Em julgamento recente de operação envolvendo investimento de grandes tradings de commodities em joint venture que atua na intermediação de frete rodoviário, o Tribunal Administrativo do Conselho Administrativo de Defesa Econômica (Cade) abordou riscos concorrenciais relacionados à atuação colaborativa de concorrentes e mecanismos para mitigá-los.

O tema é de extrema relevância, considerando que operações entre empresa rivais, como joint ventures, acordos de compartilhamento de infraestrutura e contratos associativos, são celebradas com frequência nos mais diversos setores.

Operações dessa natureza costumam ter objetivos pró-competitivos, como alcançar economias de escala, diluir riscos e custos na implementação de um novo projeto ou obter melhores resultados em pesquisa e desenvolvimento, entre outros. No entanto, a colaboração entre empresas rivais pode prejudicar a concorrência e os consumidores, por gerar risco de troca de informações sensíveis e aumentar a capacidade ou incentivo para elevar os preços e/ou reduzir a produção, a qualidade do serviço e a inovação – preocupação que pode recair não somente sobre o mercado diretamente afetado pela operação, mas também sobre outros mercados nos quais as partes sejam concorrentes efetivos ou potenciais.

Por essa razão, acordos de colaboração entre concorrentes tendem a passar por um escrutínio cuidadoso do Cade, que leva em consideração fatores como as participações de mercado das empresas envolvidas, as características de competição no mercado relevante e a forma como a operação foi estruturada, para avaliar se há riscos de troca de informações sensíveis e/ou incentivos e condições para coordenação entre as partes que possam facilitar a colusão explícita ou tácita em outros mercados onde atuam de forma independente.

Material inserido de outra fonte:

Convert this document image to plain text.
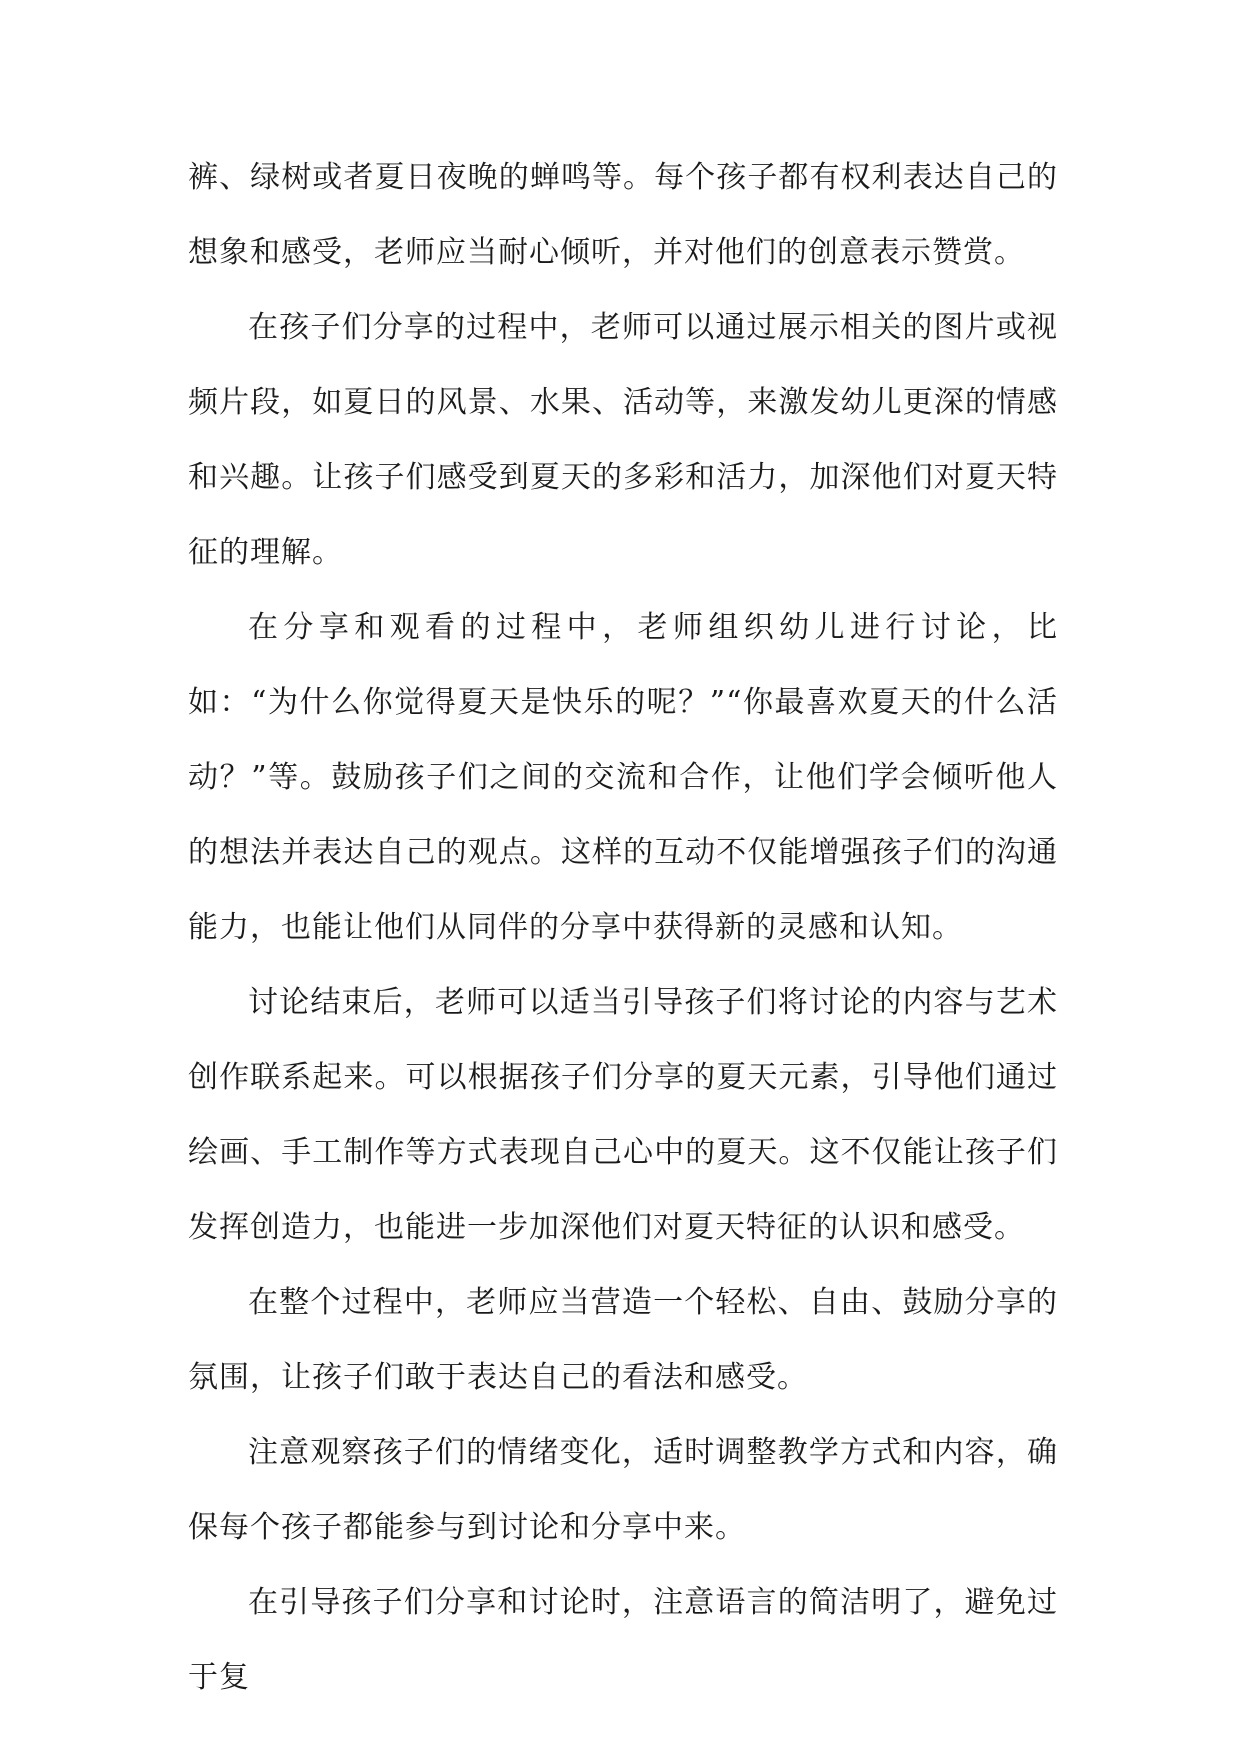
裤、绿树或者夏日夜晚的蝉鸣等。每个孩子都有权利表达自己的想象和感受，老师应当耐心倾听，并对他们的创意表示赞赏。

在孩子们分享的过程中，老师可以通过展示相关的图片或视频片段，如夏日的风景、水果、活动等，来激发幼儿更深的情感和兴趣。让孩子们感受到夏天的多彩和活力，加深他们对夏天特征的理解。

在分享和观看的过程中，老师组织幼儿进行讨论，比如：“为什么你觉得夏天是快乐的呢？”“你最喜欢夏天的什么活动？”等。鼓励孩子们之间的交流和合作，让他们学会倾听他人的想法并表达自己的观点。这样的互动不仅能增强孩子们的沟通能力，也能让他们从同伴的分享中获得新的灵感和认知。

讨论结束后，老师可以适当引导孩子们将讨论的内容与艺术创作联系起来。可以根据孩子们分享的夏天元素，引导他们通过绘画、手工制作等方式表现自己心中的夏天。这不仅能让孩子们发挥创造力，也能进一步加深他们对夏天特征的认识和感受。

在整个过程中，老师应当营造一个轻松、自由、鼓励分享的氛围，让孩子们敢于表达自己的看法和感受。

注意观察孩子们的情绪变化，适时调整教学方式和内容，确保每个孩子都能参与到讨论和分享中来。

在引导孩子们分享和讨论时，注意语言的简洁明了，避免过于复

Em linha com a prática internacional, quando o Cade entende ser necessário intervir em acordos dessa natureza, o órgão geralmente requisita a adoção de chinese walls e programas de compliance robustos, além da condução dos negócios conjuntos dos concorrentes por uma administração independente. Pode-se exigir que:

  • dados sensíveis das atividades dos sócios fora do escopo da joint venture que sejam necessários à sua atuação conjunta sejam coletados, processados e analisados por um terceiro independente;
  • as informações operacionais sensíveis da joint venture fornecidas aos sócios sejam limitadas ao essencial para assegurar o monitoramento e a proteção do seu investimento no negócio; sejam restritas e protegidas das demais empresas dos grupos dos sócios por meio de barreiras físicas e eletrônicas, treinamentos de compliance e mecanismos de monitoramento contínuos; e/ou sejam transmitidas de forma agregada, defasada ou anonimizadas;
  • haja sempre convocação prévia para todas as reuniões de sócios ou de órgãos de gestão da joint venture, com pauta clara e precisa, com proibição expressa de que sejam tratadas matérias que impliquem a troca de informações sobre os negócios individuais dos sócios fora do perímetro da joint venture, registrando-se em ata todas as matérias discutidas nessas reuniões;
  • as reuniões entre sócios e membros dos órgãos de gestão sejam monitoradas por um advogado externo, para impedir a troca informações sensíveis relativas a seus negócios individuais; e/ou
  • funcionários e/ou membros dos órgãos de gestão da joint venture sejam proibidos de atuar também em outras empresas dos grupos econômicos dos sócios, ou até mesmo na gestão de empresas concorrentes de outros grupos (interlocking directorates).

É importante avaliar os riscos concorrenciais antes da celebração do acordo de atuação conjunta de concorrentes e conceber mecanismos de governança e protocolos antitruste antes de submeter a operação à análise do Cade, para evitar uma análise mais longa pelo órgão e até mesmo a necessidade de negociar remédios para obter sua aprovação.